Ceux qui ont vu Lougansk pour la première fois disent qu'ils ne s'attendaient pas à voir une "ville aussi charmante". Les autres sont frappés par l'ampleur des dégâts. C'est le secteur privé qui a été surtout touché – dans certains quartiers une maison sur deux est détruite ou brûlée, racontent les conducteurs. Des fenêtres sont brisées dans pratiquement toutes les maisons à travers la ville. Les bris de verre recouvrent les routes et les cours des maisons. Les câbles électriques arrachés empêchent de passer, les routes sont parsemées de déchets et de journaux, ainsi que d'affaires personnelles : des jouets, des vêtements pour enfants, des livres.

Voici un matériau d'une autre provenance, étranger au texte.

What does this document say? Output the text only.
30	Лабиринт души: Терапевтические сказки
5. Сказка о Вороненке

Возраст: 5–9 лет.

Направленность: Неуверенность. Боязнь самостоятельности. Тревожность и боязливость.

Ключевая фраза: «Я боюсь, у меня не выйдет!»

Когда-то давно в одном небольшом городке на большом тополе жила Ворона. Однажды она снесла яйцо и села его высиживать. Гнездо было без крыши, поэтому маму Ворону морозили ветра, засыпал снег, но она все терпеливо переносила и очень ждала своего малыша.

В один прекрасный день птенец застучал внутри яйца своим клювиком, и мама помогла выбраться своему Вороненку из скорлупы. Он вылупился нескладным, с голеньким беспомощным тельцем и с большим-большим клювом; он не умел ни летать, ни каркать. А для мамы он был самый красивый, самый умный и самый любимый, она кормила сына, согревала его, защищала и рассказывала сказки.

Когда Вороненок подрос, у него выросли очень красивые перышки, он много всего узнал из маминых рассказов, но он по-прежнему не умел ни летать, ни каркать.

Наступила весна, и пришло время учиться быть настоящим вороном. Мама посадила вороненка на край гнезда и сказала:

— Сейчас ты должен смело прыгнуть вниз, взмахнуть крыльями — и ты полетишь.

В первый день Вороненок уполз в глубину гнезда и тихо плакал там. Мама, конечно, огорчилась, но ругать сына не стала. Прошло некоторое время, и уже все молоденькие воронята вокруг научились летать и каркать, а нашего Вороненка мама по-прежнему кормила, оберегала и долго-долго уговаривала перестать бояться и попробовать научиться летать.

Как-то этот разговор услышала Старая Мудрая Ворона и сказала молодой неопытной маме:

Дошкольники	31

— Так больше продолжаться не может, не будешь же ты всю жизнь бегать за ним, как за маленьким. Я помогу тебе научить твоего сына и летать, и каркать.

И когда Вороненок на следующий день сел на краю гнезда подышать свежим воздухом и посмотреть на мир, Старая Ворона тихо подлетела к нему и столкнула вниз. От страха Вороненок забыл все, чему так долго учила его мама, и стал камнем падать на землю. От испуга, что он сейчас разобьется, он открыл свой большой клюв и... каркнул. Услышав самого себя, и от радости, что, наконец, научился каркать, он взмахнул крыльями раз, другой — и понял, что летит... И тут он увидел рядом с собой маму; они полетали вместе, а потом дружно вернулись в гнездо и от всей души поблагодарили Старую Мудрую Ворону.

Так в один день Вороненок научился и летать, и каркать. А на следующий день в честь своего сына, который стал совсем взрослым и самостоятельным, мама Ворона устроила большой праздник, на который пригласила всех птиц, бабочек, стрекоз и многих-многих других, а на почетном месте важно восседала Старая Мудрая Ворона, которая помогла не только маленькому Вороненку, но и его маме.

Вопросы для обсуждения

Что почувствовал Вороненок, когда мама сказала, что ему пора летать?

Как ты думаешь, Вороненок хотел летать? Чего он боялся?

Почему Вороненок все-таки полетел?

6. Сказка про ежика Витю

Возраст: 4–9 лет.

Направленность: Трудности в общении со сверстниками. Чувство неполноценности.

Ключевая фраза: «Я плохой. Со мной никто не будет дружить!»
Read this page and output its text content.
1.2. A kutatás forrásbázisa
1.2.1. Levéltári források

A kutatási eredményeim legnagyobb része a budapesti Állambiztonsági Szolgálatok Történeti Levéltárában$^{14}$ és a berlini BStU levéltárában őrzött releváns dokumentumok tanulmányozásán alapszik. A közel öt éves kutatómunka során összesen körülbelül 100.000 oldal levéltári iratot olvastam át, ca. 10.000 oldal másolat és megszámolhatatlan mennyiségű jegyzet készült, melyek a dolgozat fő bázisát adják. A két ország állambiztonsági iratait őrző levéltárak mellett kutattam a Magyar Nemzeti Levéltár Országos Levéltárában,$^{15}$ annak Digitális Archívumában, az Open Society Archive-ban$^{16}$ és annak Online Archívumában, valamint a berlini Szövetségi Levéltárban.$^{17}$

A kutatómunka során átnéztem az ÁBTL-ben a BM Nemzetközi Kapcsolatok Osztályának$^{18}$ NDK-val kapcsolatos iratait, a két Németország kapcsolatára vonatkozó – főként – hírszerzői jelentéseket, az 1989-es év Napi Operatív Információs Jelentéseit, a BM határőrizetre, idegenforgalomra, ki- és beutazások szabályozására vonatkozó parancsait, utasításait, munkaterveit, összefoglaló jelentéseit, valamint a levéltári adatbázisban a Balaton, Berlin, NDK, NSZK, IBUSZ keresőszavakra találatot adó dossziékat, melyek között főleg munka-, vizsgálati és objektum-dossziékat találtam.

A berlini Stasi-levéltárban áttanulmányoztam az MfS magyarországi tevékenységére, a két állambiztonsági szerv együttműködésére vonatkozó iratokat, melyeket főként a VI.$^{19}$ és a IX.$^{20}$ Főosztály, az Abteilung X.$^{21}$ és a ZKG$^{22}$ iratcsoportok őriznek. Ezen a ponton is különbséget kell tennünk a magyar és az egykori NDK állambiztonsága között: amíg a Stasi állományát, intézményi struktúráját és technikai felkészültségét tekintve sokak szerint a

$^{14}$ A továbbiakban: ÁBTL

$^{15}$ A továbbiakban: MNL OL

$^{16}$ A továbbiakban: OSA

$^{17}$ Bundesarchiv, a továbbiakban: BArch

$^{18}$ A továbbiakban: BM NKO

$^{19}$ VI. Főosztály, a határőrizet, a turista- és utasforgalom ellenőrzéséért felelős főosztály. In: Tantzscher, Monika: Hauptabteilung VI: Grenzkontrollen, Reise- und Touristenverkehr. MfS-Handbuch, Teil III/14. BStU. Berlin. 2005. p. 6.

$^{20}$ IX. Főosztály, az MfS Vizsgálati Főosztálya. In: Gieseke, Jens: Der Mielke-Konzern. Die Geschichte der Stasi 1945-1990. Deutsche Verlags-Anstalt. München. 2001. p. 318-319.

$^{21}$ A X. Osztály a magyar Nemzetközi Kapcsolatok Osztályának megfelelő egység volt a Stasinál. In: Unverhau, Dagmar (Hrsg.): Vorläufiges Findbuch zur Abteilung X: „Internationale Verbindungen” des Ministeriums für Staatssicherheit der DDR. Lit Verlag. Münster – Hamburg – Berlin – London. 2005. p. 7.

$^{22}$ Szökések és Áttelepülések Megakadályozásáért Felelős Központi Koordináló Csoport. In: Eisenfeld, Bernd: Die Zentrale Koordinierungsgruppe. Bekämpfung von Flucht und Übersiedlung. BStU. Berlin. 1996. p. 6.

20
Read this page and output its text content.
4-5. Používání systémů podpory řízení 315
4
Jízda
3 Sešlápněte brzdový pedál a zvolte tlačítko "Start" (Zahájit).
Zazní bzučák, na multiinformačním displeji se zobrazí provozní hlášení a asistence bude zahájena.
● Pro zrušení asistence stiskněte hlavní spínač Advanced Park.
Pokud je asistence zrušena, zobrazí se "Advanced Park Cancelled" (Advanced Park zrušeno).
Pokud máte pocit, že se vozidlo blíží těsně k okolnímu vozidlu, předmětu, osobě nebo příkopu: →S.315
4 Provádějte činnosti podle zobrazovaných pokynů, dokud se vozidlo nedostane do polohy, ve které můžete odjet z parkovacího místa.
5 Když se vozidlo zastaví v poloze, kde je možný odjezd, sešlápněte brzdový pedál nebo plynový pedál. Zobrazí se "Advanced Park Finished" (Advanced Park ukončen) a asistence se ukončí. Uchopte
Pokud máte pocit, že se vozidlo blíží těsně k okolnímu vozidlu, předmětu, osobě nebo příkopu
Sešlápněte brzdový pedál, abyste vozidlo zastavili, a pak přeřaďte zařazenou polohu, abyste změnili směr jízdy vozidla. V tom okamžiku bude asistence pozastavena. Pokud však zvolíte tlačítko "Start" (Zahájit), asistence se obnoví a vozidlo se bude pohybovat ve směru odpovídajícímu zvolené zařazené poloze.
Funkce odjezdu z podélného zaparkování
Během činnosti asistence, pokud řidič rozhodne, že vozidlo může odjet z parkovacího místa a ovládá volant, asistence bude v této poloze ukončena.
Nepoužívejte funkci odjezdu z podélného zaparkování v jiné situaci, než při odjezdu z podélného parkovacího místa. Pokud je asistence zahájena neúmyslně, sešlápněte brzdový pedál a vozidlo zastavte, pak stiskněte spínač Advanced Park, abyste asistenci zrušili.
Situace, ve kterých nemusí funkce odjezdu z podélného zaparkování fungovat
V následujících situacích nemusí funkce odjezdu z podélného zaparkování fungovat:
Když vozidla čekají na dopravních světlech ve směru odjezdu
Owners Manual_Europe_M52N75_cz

"J'avais vu des choses de ce genre à la télévision et c'est très étrange de l'observer en réalité. Comme si un enfant fâché avait joué et jeté ses affaires partout dans la maison. Mais ce n'est pas un jeu. C'est la réalité. C'est épouvantable", déclare Sergueï.


Les conducteurs ont également raconté que le déchargement était accompagné par des rafales de fusils automatiques…


"On a attendu dix jours la Croix-Rouge, qui n'a pas rempli sa mission au final. Nous ne les avons pas attendus et sommes partis. C'était impossible d'attendre davantage. J'ignore ce qu'on écrit à propos de nous sur internet, mais je suis persuadé d'avoir tout fait correctement", dit Andreï.


Ce voyage a conforté beaucoup de conducteurs dans l'idée qu'il fallait poursuivre l'aide. Certains sont prêts à refaire l'expédition dès demain.